SLAM: That crossover Allen did to Jordan….

SM: Yeah, I know. He got me, too. I beat Allen before, when we played at our place [Minnesota] and then when we were in Philly he crossed me. I don’t like saying it, but I got…yo! But that’s just part of the game.

Like Jordan—he got crossed, and he was there, lying there—it was right in his face. Everybody’s seen him getting crossed up, but [Jordan] was like “Yeah, he really didn’t do nothing.” [Allen] really got him. But it’s embarrassing at this level, and nobody wants to get embarrassed at this level.

SLAM: As a kid, what NBA players did you idolize?

SM: Magic! Magic Johnson. I still idolize him, Magic Johnson; to this day even. And now, I’m more Isiah [Thomas]. But Isiah just ’cause of his mental toughness. He was just so mentally tough. I know what they mean now, when they say he was tough. Just playing hard and having guts. You can see what it’s really about. SLAM 21

SLAM: Did you always  know you were going to do this for a living, even as a little kid?

SM: Yeah, my brother said [that] when I was a baby, he picked me up, and he told my brothers and my mother and my father that I was going to be great. My whole family is so close…we all just live vicariously through each other. He just told me, “You’re going to be great.” And as I was growing up, he used to always tell me, because I always wanted to listen. I always wanted to learn. I always wanted to be better. I always wanted to work on things I needed to work on.

SLAM: How has that affected you, growing up with ballers for brothers?

SM: It made me a stronger player and stronger person. You learn to forgive, to forget, to take blows, to give blows, to know when to give blows, to know when to play physical, to know when to talk and when not to talk, to know when to say something to a ref. You learn a lot of things playing the game in tournaments. With certain refs, you kind of get a feel for the refs at the beginning of the game: whether they’re gonna take any stuff or not. So you pretty much get a feeling by playing basketball so long. The game starts to be uncanny, natural to you.

SLAM: Which one of your brothers would you say is the best player?

SM: My brother JuJu [Donald Jr.]—that’s the guy. When everybody would say, “Stephon idolizes Kenny Anderson,” I liked Kenny Anderson [so] I just went along with it, but JuJu’s the guy who I thought was better than all the other guys. It was just that he didn’t have the breaks they had. They had a little more exposure, and his thing wasn’t as big, but my brother was just as good. And better than a lot of them. And a lot of them know. Even now, if I go and ask Grant Hill, he’ll say “’You’re brother’s real good, yo’.” That’s the guy I’ll pretty much look to, as far as being the best.

SLAM: What’s the best piece of advice another player has given you?

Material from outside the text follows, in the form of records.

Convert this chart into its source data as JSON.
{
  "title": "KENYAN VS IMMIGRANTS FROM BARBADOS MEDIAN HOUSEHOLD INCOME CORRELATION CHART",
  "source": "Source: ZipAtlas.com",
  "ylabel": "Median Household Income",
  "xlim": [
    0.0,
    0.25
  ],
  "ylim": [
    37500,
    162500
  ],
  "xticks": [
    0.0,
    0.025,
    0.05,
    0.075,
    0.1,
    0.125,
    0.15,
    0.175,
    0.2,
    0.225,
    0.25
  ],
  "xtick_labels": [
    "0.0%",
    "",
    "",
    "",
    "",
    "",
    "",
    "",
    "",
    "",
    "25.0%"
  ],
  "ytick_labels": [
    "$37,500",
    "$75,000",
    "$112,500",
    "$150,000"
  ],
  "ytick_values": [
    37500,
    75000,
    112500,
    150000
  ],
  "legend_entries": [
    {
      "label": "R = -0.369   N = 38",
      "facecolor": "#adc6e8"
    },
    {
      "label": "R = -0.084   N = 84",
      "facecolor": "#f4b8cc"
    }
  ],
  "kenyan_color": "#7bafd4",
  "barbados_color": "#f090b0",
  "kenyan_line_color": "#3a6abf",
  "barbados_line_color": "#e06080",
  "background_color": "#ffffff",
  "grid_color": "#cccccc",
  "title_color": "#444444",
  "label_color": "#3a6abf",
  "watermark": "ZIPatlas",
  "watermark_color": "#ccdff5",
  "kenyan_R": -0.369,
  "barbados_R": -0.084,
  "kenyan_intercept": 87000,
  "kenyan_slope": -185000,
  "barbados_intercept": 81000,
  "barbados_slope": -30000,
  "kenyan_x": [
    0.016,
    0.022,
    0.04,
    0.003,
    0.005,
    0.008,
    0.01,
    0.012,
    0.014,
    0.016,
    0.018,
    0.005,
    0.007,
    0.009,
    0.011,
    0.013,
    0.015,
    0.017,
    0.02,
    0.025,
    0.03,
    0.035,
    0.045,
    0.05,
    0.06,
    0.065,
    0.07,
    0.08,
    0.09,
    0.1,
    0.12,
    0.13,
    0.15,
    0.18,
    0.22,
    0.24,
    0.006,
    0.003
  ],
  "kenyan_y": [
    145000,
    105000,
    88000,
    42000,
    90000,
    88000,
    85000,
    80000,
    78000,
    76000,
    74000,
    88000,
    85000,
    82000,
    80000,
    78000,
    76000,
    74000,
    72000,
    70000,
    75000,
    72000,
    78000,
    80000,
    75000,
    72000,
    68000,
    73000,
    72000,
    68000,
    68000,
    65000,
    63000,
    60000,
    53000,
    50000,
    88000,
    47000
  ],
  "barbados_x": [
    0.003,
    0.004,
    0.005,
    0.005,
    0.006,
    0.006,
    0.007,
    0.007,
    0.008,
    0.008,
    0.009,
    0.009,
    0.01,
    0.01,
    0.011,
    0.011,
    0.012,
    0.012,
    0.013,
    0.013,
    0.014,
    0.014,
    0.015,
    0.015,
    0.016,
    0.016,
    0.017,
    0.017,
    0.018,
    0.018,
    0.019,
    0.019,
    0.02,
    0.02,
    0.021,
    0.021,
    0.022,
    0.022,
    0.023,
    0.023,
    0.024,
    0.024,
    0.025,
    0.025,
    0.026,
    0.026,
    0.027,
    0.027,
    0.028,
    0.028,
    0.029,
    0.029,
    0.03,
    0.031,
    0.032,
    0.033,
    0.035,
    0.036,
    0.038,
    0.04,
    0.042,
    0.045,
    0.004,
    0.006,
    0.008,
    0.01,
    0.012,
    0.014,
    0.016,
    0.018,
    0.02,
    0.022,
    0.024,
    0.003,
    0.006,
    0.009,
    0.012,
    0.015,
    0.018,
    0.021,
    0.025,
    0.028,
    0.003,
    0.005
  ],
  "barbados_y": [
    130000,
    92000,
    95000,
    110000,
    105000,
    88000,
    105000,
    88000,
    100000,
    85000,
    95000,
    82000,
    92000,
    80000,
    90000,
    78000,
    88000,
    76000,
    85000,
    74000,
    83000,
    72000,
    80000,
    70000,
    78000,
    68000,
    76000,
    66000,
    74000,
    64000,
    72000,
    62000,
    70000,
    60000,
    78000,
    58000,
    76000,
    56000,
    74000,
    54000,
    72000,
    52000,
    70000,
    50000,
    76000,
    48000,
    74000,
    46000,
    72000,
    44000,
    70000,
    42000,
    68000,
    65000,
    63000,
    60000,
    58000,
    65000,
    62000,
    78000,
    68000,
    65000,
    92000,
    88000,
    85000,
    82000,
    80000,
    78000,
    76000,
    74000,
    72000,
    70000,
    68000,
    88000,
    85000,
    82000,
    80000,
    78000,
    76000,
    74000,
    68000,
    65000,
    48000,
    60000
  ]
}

SM: Michael Jordan, when he said that in the NBA,  if you have a bad game [one] night, you’ve gotta rebound the next night. You can’t worry about the game you just played, ‘cause if you thrive on that game, then you’re gonna play bad the next night. That’s how it is—you’re going to have bad nights. You can’t be perfect for 82 games. You’re gonna make mistakes, you’re gonna have nights when you have eight or nine turnovers. You don’t want that to happen, but I always try to rebound when it does.

SLAM: What is it about basketball that you love so much?

SM: The enjoyment I get out of playing basketball comes when I get on a team that I knew wasn’t that good, when they was at the bottom, and then I brought them up. On a team that’s already good—I don’t feel comfortable playing on a team like that. I feel a lot more comfortable being on a team when the odds are against them. It’s like, “No, they ain’t gonna do it.” They’re doubting us, like saying I’m not [and] we’re not gonna do it. And when I see a guy like Dean Garrett, it makes me feel good, knowing that I just put him in a situation where he can come back making a million dollars, a million-and-a-half. And he can tell somebody, “Nobody will ever understand how [Stephon] took care of getting me the ball.” Guys on my team will say, “You know you owe half your check to Stephon!” And he’ll say, “I know.”

[I love] seeing that, making people better, even on my high school team. I was taking kids that played street ball, from off the street into high school tournaments. And then they become players, because they play with me and watch me. And I tell them. They don’t look at me when I’m telling them something, like “Why you trying to tell me something?” They know I’ve been playing a long time. They know I’ve been around camps and I’ve been around so many people, as far as playing basketball. So when I see them do well, and when we win the state championship, and we’re executing, we’re running plays…that makes me feel good, because I know I’ve accomplished something.